To the NRA: Tell me again how everyone in America should have/carry a gun everywhere they go with no background check, intelligence check or training.
1So, Larry! For the rest of your life and hers you are gonna hear nothing but how you shot her in the back. And ten to one you are going to resent the truth and turn bitter and claim that you are being victimized. Now that is one helluva load of bad psychic debris to be carrying for who knows how many more decades and its gonna be miserable. Shucks, Larry. It couldn’t happen to a nicer guy!
2He gets to brag about how macho he is that he killed an armadillo.
3Used to be you could return something that was defective and get your money back. Sure hope Larry’s mother-in-law kept the receipt, but it’s doubtful she’d get much for him. Sounds like he wasn’t worth much from the beginning.
4The bullet “went through the back door of his mother-in-law’s mobile home, through the recliner she was sitting in, and into her back.”
Perfect imagery. Ya can’t make this stuff up.
5Dang,Maryelle. That hurts. 🙂
6Me and my dirty mind….
I miss-read that headline.
Sorry Mama…..
7I can only imagine what ole Larry’s wife is going to say to him for shooting her Mom!! Holy armadillo!!
8I guess Karma has made sure this couple is super fertile so the genes which gave him his “IQ” can go forward, there in the shallow end of the gene pool. Damn!
9If Larry tried to make that shot he couldn’t do it.
Moral: don’t shoot armadillos. What harm was the poor thing doing? Larry sounds like a much bigger drag on the world generally. I hope he doesn’t have any kids.
10The only way to counter a bad armadillo is for mothers in law to have bullet proof vests…..
11I had no idea there are armadillos in Georgia! The things one can learn at the WMDBS …

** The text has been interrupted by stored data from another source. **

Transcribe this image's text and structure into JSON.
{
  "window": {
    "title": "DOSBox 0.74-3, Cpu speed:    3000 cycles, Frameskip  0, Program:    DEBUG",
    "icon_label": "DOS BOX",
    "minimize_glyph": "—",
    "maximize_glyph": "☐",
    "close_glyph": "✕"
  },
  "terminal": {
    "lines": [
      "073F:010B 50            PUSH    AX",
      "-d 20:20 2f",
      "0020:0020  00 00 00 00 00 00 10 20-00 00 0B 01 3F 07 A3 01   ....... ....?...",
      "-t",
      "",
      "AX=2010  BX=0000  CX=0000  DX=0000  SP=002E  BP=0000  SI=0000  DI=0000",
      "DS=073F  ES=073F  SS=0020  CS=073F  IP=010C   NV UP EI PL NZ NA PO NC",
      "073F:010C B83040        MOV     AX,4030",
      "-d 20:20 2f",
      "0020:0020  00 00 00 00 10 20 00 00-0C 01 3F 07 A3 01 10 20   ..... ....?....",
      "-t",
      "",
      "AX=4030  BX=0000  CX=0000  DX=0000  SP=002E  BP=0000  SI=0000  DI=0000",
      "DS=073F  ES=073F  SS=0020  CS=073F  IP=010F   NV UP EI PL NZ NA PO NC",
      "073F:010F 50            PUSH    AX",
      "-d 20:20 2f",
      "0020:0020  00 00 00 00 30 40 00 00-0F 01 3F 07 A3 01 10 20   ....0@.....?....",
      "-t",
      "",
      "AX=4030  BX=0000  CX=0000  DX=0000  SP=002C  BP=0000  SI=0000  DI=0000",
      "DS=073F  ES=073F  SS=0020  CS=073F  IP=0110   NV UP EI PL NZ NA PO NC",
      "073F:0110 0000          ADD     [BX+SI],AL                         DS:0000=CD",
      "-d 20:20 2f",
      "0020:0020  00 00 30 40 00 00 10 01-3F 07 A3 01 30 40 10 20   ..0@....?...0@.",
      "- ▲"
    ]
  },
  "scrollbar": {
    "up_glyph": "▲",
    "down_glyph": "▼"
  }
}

12I think we’re overlooking the possibility here that the only mistake this guy made was not using higher velocity ammo.
He could be the Rube Goldberg of murder.
Let’s see: angle of incidence equals angle of reflection, so the ‘dillo goes…here and I stand….here. Okay, got it. Bounce off the armadillo, bank off the fence, through the door, through the La-Z-Boy, into Momma…
Nuthin’ but Net!
13So Momma has a cracker son-in-law who likes to shoot armadillos and she lives in a trailer. But where was her gun when she got shot? Someone tell the NRA their not doing thier job here. She should have responded with at least half a magazine from her AK, maybe more because they are related.
14Why would anyone shoot an armadillo anyway? They eat grubs in your garden. Well, and small animals. It’s a mystery.